Yangon: Myanmar on Friday held its highest level
peace talks so far with rebels from war-torn Karen state
following a tentative ceasefire agreement inked earlier this
Delegates from the political and armed wings of the Karen National Union (KNU) met government officials as part of
discussions marking the latest efforts aimed at ending one of
the world`s longest-running civil conflicts.
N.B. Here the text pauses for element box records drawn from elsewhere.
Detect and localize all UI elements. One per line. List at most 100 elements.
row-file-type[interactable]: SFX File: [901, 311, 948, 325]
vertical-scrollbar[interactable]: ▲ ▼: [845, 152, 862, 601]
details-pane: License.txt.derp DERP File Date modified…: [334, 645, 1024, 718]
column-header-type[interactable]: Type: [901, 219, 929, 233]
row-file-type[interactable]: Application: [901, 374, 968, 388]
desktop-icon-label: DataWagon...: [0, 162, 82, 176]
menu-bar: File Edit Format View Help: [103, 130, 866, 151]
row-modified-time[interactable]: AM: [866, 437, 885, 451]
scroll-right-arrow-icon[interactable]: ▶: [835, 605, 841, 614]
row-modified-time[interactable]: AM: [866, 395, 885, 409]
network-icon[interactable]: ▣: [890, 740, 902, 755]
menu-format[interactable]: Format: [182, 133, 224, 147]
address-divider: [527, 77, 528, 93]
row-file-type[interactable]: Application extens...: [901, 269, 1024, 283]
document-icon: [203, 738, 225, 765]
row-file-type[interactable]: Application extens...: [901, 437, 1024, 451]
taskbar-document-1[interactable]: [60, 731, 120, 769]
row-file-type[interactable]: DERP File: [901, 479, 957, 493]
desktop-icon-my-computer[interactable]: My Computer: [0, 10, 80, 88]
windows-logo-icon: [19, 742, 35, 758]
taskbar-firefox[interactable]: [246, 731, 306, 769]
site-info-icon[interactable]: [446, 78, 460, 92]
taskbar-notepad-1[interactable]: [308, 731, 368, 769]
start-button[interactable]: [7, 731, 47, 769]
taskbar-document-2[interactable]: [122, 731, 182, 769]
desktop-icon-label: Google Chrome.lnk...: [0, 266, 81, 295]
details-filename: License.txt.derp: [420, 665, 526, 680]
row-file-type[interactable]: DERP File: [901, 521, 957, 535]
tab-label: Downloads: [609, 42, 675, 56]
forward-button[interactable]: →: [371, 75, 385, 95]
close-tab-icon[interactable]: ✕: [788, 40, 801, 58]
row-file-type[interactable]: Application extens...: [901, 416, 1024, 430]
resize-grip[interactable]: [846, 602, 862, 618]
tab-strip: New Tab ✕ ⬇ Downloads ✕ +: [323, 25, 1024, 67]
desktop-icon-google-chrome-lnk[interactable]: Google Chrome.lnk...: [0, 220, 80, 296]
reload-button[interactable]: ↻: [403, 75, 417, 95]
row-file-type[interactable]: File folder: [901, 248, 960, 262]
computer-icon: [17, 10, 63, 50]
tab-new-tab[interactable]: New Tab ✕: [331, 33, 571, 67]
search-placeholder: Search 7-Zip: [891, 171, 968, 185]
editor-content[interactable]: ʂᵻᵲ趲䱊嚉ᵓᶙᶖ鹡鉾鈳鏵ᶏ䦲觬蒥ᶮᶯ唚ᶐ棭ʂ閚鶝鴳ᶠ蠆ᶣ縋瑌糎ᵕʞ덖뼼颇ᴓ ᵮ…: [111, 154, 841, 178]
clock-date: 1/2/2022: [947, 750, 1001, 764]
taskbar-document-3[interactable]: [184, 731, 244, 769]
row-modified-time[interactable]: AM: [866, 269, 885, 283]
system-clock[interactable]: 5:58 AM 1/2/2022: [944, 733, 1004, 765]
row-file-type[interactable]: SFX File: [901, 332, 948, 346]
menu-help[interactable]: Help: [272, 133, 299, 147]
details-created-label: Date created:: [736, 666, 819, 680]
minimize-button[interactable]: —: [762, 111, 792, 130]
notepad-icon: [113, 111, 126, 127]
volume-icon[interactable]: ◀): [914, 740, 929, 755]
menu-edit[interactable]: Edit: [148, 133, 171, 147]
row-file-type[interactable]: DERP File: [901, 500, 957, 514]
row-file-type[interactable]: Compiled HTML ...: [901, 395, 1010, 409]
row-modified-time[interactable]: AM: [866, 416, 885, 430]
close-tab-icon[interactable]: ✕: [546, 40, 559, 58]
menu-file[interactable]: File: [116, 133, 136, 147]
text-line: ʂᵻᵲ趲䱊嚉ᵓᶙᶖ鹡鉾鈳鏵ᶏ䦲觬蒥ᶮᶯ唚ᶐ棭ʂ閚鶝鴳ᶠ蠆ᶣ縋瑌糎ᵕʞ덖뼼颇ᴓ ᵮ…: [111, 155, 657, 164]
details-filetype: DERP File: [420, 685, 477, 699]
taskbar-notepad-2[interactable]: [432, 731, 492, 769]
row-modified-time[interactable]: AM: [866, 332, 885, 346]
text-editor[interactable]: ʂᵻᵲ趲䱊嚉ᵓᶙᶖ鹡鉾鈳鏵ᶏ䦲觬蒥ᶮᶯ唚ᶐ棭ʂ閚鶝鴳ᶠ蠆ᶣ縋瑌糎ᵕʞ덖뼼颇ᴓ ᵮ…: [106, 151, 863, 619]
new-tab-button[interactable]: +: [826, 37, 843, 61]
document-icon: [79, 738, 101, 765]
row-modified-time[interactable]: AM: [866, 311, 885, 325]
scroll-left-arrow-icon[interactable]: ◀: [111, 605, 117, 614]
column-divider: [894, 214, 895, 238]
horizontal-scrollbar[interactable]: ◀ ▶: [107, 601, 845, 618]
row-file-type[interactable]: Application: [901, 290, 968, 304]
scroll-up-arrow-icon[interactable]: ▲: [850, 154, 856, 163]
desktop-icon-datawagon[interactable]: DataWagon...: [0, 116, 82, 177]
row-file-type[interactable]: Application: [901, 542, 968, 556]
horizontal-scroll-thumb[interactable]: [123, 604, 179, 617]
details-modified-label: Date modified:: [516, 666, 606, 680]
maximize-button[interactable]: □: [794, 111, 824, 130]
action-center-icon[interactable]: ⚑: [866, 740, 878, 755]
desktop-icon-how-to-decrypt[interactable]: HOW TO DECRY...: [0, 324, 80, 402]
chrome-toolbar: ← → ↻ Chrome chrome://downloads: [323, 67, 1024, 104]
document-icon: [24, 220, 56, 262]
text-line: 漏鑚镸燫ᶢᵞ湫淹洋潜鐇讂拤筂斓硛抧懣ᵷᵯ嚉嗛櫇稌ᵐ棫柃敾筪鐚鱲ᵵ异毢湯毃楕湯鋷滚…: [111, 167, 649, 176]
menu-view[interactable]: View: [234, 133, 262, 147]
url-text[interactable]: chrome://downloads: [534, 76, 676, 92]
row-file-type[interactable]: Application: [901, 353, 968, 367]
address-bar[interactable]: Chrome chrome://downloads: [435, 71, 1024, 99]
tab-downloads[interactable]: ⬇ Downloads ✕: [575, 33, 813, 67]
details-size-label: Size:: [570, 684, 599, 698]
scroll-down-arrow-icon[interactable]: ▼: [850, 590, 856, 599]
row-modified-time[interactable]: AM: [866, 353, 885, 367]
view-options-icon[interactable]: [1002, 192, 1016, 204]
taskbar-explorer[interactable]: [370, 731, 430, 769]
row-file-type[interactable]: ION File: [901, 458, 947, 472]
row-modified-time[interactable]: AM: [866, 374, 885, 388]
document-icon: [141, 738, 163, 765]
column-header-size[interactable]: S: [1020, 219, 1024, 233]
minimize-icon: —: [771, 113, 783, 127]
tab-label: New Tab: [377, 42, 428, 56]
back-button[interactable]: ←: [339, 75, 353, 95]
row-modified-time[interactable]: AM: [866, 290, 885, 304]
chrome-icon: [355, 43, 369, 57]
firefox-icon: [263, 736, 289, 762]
Immigration Minister Khin Yi told reporters on Thursday
night that preliminary negotiations in Hpa-an, capital of
Karen in the east of Myanmar, had covered codes of conduct for
troops on both sides.
"We want peace. They also want it. So it will be a
success," he said.
Myanmar considers the KNU, whose leadership is based in
Thailand, to be an illegal organisation. Its armed wing has
been waging Myanmar`s oldest insurgency, battling the
government since 1949.
Myanmar`s government signed a ceasefire deal with the
group in January as part of reformist moves that have also led
to the holding of a by-election on Sunday that was swept by
opposition leader Aung San Suu Kyi and her party.
The KNU delegation plans to meet the democracy icon on
Sunday in what will be Suu Kyi`s first important discussions
as an elected politician.
KNU spokeswoman May Oo Mutraw said the group was keen to
assess the "attitude and commitment" of Suu Kyi`s National
League for Democracy (NLD) party to reconciliation efforts.
"Her belief, sacrifices and leading role are very
important for Myanmar," she said of the Nobel laureate, who is
largely well-regarded in minority areas, but is also seen as a
member of the ethnic Burman elite.
Civil war has gripped parts of the country since its
independence in 1948, and an end to the conflicts, as well as
alleged human rights abuses involving government troops, is a
key demand of the international community.